Jilek et al (1962) first described several children with attacks of “head nodding” in Mahenge, a region in URT. The current burden of NS in URT is unknown but observations during case control studies in 2005 and 2009 in the Mahenge region do not suggest a notable increase in the number of cases relative to those detected in the late 1950s and early 1960s.
Samaritan Purse, a local NGO, described observations of head nodding among several children in southern Sudan in the Lui and Amadi villages of East Mundri County in the mid-1990s. A physician from Samaritan Purse reported the outbreak to WHO in 1997. The 2001-2002 investigations by WHO and partners estimated the prevalence of NS at 4.6% among a small population in Western Equatoria State, which appeared to have the highest burden of the illness. By 2003, an estimated 300 cases had been reported from this region. The Ministry of Health of South Sudan estimates the current burden of NS at between six and seven thousand cases, but no systematic large-scale prevalence study has been conducted. The Mundri region in the northeast of Western Equatoria is the presumed epicentre for the disease.

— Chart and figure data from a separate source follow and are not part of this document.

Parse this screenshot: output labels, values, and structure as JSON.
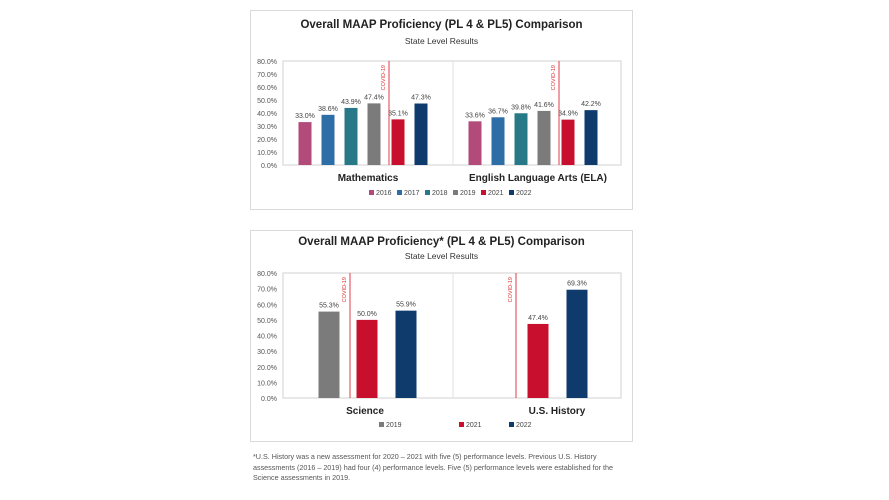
{
  "chart_data": [
    {
      "type": "bar",
      "title": "Overall MAAP Proficiency (PL 4 & PL5) Comparison",
      "subtitle": "State Level Results",
      "categories": [
        "Mathematics",
        "English Language Arts (ELA)"
      ],
      "series": [
        {
          "name": "2016",
          "color": "#b24a7a",
          "values": [
            33.0,
            33.6
          ],
          "labels": [
            "33.0%",
            "33.6%"
          ]
        },
        {
          "name": "2017",
          "color": "#2e6ea6",
          "values": [
            38.6,
            36.7
          ],
          "labels": [
            "38.6%",
            "36.7%"
          ]
        },
        {
          "name": "2018",
          "color": "#287988",
          "values": [
            43.9,
            39.8
          ],
          "labels": [
            "43.9%",
            "39.8%"
          ]
        },
        {
          "name": "2019",
          "color": "#7b7b7b",
          "values": [
            47.4,
            41.6
          ],
          "labels": [
            "47.4%",
            "41.6%"
          ]
        },
        {
          "name": "2021",
          "color": "#c8102e",
          "values": [
            35.1,
            34.9
          ],
          "labels": [
            "35.1%",
            "34.9%"
          ]
        },
        {
          "name": "2022",
          "color": "#0e3a6c",
          "values": [
            47.3,
            42.2
          ],
          "labels": [
            "47.3%",
            "42.2%"
          ]
        }
      ],
      "annotation": "COVID-19",
      "ylim": [
        0,
        80
      ],
      "yticks": [
        "0.0%",
        "10.0%",
        "20.0%",
        "30.0%",
        "40.0%",
        "50.0%",
        "60.0%",
        "70.0%",
        "80.0%"
      ],
      "legend": "bottom",
      "grid": false
    },
    {
      "type": "bar",
      "title": "Overall MAAP Proficiency* (PL 4 & PL5) Comparison",
      "subtitle": "State Level Results",
      "categories": [
        "Science",
        "U.S. History"
      ],
      "series": [
        {
          "name": "2019",
          "color": "#7b7b7b",
          "values": [
            55.3,
            null
          ],
          "labels": [
            "55.3%",
            ""
          ]
        },
        {
          "name": "2021",
          "color": "#c8102e",
          "values": [
            50.0,
            47.4
          ],
          "labels": [
            "50.0%",
            "47.4%"
          ]
        },
        {
          "name": "2022",
          "color": "#0e3a6c",
          "values": [
            55.9,
            69.3
          ],
          "labels": [
            "55.9%",
            "69.3%"
          ]
        }
      ],
      "annotation": "COVID-19",
      "ylim": [
        0,
        80
      ],
      "yticks": [
        "0.0%",
        "10.0%",
        "20.0%",
        "30.0%",
        "40.0%",
        "50.0%",
        "60.0%",
        "70.0%",
        "80.0%"
      ],
      "legend": "bottom",
      "grid": false
    }
  ],
  "footnote": "*U.S. History was a new assessment for 2020 – 2021 with five (5) performance levels. Previous U.S. History assessments (2016 – 2019) had four (4) performance levels. Five (5) performance levels were established for the Science assessments in 2019."
}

In 2008 and 2009, an illness consistent with NS was reported from Kitgum and Pader Districts in northern Uganda. As of February 2012, Uganda has reported over 3 000 cases of NS from the three districts of Kitgum, Lamwo and Pader. A community survey is underway in Uganda to determine the real burden of NS in the affected districts. Kaiser et al (2009) referred to a phenomenon of head nodding observed in the Kabarole District in Western Uganda as possibly constituting a feature of an epileptic syndrome caused by Onchocerca volvulus (O. volvulus).
The prevalence of both onchocerciasis and epilepsy in the areas affected by NS is high. The affected populations are impoverished and experience regular and prolonged periods of severe food shortages. In South Sudan and in northern Uganda, affected populations have a history of internal displacement and living in internally displaced persons (IDPs) camps.
Familial clustering has been observed in some families with NS patients, with more than one sibling with NS and/or siblings or relatives with other forms of epilepsy.
The age of onset in the vast majority of cases ranges between 5 and 15 years old, but cases have been reported in children as young as 2 years old and in adults up to 32 years old. There is no observed significant difference in the proportion of males to females among the affected, nor is there an observed seasonal variation.